Marker layer example
This map chart shows Sweden with a nearly-transparent feature layer, showing county boundary lines, and a marker layer with the following properties.
- Title is set to Sweden county capitals.
- Appearance is set to opaque.
- Data is set to Sweden county capitals, with marking.
- Geographical location is set to Coordinate-based.
- Shape is set to Shape by column values, and the column set to cities larger than 200,000. (Three cities, Stockholm, Malmö, and Göteborg meet this condition (TRUE), so their shapes are filled circles, and all other county capitals are filled squares.)
- Legend is set to display, with Marking, Color by, Shape by, and Size by available.
- Color is set to Color scheme with two colors, Color by set to Sum(Population 2015) so smaller cities and towns appear in blue, and the larger cities appear in red.
- Size is set to Size by Sum(Population 2015) with marker size slightly enlarged. (Stockholm's marker is significantly larger but the smallest markers are still clearly visible.)

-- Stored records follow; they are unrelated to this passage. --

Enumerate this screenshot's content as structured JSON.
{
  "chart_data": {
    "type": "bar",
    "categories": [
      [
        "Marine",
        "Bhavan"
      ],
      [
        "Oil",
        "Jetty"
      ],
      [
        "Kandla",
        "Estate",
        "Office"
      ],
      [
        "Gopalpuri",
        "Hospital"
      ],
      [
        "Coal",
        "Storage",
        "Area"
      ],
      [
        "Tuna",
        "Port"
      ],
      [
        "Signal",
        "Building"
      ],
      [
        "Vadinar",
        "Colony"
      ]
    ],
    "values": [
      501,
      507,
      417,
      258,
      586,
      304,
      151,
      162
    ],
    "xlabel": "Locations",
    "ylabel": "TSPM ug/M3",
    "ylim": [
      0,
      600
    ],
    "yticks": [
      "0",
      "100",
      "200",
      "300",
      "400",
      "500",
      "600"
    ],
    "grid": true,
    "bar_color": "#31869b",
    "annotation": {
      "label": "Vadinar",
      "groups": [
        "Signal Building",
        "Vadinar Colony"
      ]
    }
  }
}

- Drawing order is not set because the map has no overlapping markers.
- Jittering is not set because the map has no overlapping markers.
- Line connection is not set.
- Labels is set to display the names of all county capitals.
- Showing directions using marker rotation in a map chart
Some marker shapes, for example arrows, indicate directions. If you, in a map chart marker layer, rotate such markers, you can visualize directions of motions. What you need is a column that contains values that can be interpreted as degrees.